Unknown Artist. Captain Charles A. and Sergeant John M. Hawkins, Company E, Tom Cobb Infantry, Thirty-eighth Regiment, Georgia Volunteer Infantry, 1861–62. Quarter-plate ambrotype with applied color. David Wynn Vaughan Collection. Photo: Jack Melton
Unknown Artist. Union Private, 11th New York Infantry (also known as the 1st Fire Zouaves), May-June 1861. One-sixth plate ambrotype, Michael J. McAfee Collection. Image: © The Metropolitan Museum of Art, New York

And, what of the toll of the war? What of the 750,000 dead? What of the wounded? This rare photograph, and many others, document the injuries suffered by the combatants:

Reed Brockway Bontecou (American, 1824–1907). Union Private John Parmenter, Company G, Sixty-seventh Pennsylvania Volunteers, June 21, 1865. Albumen silver print from glass negative carte de visite. Collection Stanley B. Burns, M.D. Image: © The Metropolitan Museum of Art, New York

And, cleverly, cartes de visite photographs, which were printed on paper that was then glued to a heavier card stock as a calling card (images of political leaders, general, and soldiers were collected by the public much in the way we might collect baseball cards today). The largest purveyor of these cdvs was the E. and H.T. Anthony Company; Edward Anthony (the “E.” in the company name) is interred at Green-Wood–here’s a blog post on him), are displayed so that both the front and the back of the cards can be seen. A great touch–when, for instance, the caption next to one of the photographs states that a soldier in a group photograph wrote the names of his comrades on the back, you can see both the photograph on the front of the cdv and his handwriting on the back. Also visible are the revenue stamps on some of the backs–used as a tax on the sale of photographs aimed at raising money for the Union war effort. And, identifying names, some contemporary with the issuance of the photographs, some written by later researchers or collectors, can also be seen on the backs.

The exhibition runs through September 2. Go see it!

 

2 thoughts on ““Photography and the American Civil War””

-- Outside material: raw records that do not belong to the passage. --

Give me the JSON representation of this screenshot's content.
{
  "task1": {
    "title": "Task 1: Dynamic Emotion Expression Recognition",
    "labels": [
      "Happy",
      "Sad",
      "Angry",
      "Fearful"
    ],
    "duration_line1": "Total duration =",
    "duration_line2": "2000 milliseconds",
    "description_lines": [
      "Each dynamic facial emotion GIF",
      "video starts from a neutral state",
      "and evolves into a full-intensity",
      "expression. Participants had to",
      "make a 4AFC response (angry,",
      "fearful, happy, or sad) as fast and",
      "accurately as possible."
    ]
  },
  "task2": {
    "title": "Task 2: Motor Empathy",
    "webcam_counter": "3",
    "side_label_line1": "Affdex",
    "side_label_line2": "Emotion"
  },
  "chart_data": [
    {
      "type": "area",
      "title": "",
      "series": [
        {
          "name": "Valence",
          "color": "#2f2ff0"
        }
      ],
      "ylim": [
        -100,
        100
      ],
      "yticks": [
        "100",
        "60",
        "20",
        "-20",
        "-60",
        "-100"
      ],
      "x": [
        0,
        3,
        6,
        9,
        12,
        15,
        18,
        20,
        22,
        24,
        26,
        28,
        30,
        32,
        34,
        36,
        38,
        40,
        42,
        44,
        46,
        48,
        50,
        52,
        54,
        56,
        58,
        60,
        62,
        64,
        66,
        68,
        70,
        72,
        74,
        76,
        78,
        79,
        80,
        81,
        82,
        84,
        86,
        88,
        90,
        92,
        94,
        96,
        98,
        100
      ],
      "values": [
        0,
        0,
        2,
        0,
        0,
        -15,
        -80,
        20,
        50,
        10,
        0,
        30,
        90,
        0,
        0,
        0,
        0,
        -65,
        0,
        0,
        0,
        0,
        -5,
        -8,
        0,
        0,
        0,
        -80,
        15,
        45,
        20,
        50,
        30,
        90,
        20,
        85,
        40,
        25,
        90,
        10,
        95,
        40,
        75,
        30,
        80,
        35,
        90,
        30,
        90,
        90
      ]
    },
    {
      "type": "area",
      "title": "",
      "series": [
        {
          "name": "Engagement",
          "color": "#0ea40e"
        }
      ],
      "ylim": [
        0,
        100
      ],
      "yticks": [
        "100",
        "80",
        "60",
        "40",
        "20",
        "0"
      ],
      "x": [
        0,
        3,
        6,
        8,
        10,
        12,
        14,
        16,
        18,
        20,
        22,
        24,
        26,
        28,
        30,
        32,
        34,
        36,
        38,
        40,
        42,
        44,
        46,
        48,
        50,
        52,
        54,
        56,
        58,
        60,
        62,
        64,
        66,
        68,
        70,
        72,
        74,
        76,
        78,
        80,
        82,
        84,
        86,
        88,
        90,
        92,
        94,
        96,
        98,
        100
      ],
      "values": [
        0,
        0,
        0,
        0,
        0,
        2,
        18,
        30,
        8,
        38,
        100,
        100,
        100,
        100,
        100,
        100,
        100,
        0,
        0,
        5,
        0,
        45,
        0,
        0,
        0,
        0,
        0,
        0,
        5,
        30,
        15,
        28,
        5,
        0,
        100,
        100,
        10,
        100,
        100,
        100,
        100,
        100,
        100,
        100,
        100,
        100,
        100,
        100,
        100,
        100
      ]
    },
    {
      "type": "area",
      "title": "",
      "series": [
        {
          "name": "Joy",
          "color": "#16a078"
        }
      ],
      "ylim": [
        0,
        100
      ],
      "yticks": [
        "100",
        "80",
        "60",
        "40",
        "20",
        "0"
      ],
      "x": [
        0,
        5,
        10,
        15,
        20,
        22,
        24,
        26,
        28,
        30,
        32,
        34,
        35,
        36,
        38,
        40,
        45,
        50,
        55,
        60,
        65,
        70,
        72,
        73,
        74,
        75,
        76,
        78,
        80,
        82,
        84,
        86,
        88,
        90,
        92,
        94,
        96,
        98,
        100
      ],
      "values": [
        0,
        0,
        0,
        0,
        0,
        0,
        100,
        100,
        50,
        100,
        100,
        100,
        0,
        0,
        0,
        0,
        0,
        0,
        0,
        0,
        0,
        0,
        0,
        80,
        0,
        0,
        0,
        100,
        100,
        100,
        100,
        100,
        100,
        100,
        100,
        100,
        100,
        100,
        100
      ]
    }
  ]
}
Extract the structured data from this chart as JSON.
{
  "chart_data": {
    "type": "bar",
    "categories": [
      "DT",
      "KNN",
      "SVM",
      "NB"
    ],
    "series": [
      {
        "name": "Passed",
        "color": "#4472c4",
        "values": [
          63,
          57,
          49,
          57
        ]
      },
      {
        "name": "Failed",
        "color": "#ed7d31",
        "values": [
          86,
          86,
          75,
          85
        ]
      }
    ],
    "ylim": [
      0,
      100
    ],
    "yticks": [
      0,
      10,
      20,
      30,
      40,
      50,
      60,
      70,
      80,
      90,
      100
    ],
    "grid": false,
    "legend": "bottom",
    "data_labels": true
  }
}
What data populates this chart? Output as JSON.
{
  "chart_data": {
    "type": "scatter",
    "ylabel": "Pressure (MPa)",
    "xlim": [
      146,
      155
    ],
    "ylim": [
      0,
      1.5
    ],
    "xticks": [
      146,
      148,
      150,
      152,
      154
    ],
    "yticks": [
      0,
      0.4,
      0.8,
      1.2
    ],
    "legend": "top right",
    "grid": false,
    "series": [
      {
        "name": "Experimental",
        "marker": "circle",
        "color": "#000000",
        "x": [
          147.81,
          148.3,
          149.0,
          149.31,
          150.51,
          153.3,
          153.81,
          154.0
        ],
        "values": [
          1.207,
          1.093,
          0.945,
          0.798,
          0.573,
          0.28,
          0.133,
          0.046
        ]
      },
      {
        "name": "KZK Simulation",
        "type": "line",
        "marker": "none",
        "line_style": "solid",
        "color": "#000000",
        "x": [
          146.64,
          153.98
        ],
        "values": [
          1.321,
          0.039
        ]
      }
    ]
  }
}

  1. The Civil War is, in fact, the first major conflict to be so thoroughly documented. Not only did photography come into its own as a tool of journalism, but the fact that nearly all the combatants on both sides were literate — a condition that had never before occurred — created hundreds of thousands of letters and diaries. In short, there is so much fascination with the Civil War because there are so many materials to fuel it. And we owe those soldiers our respect, since more Americans died in the Civil War than in any other conflict.